Ukraine's military and civilian officials participate in Harvard security program


CAMBRIDGE, Mass. - Ukraine's presidential advisor on special military issues, the deputy chief of the General Staff of Ukraine and a lieutenant general who also serves as a national deputy to the Verkhovna Rada are among 30 top military and civilian officials participating in a program at Harvard's John F. Kennedy School of Government that is aimed at assisting national security efforts in Ukraine.

The first of an annual three-year initiative to assist Ukraine's democratic reform efforts, the Harvard Ukrainian National Security Program will support the country's leaders in formulating global strategy and strategic doctrine. The program, which began on December 1, will explore policies and issues surrounding the country's civil-military relations.

"There is a small window of opportunity in Ukraine in which a new generation of military and civilian officials, free of the old Soviet constraints, is shaping the form of democracy that will take root there," said Joseph S. Nye, dean of the Kennedy School.

Underwritten by grants from the Smith Richardson Foundation and the U.S. Institute for Peace, as well as with additional support from the U.S. Department of Defense and the Ukrainian National Security Council, the program has grown out of a university-wide initiative to examine how to help emerging democracies not only in scholarly work, but in outreach efforts as well. Additional assistance has been provided by Harvard's Ukrainian Research Institute.

"With independence in 1991, Ukraine had to establish its own national security structure independent from that of Russia.
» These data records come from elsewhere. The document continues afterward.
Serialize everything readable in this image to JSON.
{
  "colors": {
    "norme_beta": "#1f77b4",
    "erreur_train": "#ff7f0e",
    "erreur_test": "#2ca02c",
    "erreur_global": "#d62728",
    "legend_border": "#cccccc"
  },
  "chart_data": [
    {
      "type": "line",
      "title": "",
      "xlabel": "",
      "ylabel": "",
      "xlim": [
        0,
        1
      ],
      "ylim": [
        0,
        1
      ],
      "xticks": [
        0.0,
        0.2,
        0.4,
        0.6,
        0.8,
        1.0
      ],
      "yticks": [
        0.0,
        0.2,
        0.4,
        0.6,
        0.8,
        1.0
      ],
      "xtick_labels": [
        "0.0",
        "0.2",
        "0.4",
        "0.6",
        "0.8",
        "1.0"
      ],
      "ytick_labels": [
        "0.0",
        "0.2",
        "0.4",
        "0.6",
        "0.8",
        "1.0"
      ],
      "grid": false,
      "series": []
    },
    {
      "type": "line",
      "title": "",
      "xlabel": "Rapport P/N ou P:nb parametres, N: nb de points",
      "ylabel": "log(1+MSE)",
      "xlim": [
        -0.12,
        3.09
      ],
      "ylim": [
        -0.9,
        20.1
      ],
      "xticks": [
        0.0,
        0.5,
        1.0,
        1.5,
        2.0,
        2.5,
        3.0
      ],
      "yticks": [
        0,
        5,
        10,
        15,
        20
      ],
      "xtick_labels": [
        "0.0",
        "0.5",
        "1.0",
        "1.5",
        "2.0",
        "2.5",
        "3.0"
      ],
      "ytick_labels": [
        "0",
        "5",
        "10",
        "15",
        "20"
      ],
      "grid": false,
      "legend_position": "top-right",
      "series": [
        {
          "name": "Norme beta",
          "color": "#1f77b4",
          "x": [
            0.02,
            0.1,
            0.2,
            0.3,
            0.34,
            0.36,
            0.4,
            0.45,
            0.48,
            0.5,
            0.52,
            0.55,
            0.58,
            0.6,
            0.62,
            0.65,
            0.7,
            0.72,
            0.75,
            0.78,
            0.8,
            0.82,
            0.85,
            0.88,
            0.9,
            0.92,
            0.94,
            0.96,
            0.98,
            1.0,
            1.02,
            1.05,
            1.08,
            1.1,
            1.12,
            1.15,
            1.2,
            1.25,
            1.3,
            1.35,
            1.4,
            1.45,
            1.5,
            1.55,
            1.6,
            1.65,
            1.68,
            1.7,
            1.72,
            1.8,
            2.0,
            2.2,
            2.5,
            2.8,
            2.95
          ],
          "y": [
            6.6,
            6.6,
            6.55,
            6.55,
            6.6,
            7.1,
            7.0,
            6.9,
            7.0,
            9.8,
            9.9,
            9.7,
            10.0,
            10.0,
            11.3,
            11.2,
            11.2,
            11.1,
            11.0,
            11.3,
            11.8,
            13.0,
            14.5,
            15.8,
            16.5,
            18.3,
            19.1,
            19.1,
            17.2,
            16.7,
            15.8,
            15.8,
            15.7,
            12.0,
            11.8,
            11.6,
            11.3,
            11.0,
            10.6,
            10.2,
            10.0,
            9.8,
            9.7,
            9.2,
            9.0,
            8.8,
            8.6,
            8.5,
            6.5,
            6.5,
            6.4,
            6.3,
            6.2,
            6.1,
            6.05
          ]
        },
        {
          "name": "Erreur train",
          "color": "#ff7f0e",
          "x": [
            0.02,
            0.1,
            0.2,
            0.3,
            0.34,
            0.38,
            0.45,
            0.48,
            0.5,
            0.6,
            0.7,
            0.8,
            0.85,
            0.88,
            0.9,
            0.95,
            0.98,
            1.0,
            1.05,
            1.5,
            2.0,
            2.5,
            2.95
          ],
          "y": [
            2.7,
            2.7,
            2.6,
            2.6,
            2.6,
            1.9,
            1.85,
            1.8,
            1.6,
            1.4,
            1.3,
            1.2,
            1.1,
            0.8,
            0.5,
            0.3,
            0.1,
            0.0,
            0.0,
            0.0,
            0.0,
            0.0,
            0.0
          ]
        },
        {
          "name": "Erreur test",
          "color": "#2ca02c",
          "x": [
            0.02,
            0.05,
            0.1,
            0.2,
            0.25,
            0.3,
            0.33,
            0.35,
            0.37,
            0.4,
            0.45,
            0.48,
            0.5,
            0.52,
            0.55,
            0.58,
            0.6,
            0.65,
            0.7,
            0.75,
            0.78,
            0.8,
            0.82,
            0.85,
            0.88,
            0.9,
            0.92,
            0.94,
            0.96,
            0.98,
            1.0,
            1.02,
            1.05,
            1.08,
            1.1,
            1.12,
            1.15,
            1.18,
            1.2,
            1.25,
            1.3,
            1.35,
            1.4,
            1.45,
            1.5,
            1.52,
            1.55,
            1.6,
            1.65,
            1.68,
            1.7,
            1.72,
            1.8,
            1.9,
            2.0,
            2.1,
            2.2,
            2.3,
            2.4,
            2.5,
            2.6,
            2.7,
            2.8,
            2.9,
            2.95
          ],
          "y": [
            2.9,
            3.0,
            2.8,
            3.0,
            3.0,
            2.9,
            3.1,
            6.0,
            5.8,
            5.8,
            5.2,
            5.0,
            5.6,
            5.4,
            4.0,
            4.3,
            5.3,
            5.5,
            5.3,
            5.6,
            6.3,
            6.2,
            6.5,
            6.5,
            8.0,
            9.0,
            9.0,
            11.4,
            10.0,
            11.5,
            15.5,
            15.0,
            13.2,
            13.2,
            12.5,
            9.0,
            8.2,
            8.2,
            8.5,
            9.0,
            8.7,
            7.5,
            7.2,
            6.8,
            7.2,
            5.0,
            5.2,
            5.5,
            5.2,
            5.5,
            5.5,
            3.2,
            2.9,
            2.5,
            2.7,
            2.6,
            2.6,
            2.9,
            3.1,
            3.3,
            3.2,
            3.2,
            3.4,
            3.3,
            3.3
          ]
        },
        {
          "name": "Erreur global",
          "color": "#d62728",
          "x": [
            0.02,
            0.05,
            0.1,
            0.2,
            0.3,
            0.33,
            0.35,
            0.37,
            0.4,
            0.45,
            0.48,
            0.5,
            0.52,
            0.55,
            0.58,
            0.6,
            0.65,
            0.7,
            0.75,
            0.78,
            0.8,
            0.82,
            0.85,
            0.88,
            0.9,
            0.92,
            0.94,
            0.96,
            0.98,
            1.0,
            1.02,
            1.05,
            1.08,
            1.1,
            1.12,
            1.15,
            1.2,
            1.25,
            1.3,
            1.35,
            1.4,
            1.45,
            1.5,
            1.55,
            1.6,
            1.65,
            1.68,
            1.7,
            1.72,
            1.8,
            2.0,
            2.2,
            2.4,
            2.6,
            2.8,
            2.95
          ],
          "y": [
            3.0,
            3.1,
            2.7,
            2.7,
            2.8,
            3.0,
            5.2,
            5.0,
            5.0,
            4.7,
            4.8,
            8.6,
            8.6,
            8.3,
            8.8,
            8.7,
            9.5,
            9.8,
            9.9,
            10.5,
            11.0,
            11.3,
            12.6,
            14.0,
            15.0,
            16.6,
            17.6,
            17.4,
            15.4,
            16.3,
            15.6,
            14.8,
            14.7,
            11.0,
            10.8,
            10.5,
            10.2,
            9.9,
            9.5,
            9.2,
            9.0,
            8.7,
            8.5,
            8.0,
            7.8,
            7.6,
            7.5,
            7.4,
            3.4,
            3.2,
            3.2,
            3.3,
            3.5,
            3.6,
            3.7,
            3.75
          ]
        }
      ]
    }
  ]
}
Ukraine is a major strategic player in Europe, and its interactions with Russia, with its neighbors in Central Europe and the former Soviet Union, and with Western Europe will profoundly affect European security as a whole," said Nancy Huntington, director of the program.

"As the first delegation of such high officials attending such a program at an American institution of higher education, the program provides a much-needed opportunity for dialogue between U. S. and Ukrainian policy-makers and experts on national security affairs," she added.

In the program's opening session, Catherine Kelleher, U.S. deputy assistant secretary of defense for Russia, Ukraine and Eurasia, said, "The program reflects the 'strategic partnership' that the U.S. and Ukraine have forged in the last five years and the future cooperation to which the two countries are mutually committed."

The Harvard Ukrainian National Security Program has also arranged four days of special briefings by Pentagon officials in Washington, following the session at the Kennedy School.

The program has arranged a visit to NATO headquarters in Brussels, as well as stops at the British Defense Ministry and Foreign Office, and at the International Institute for Strategic Studies in London.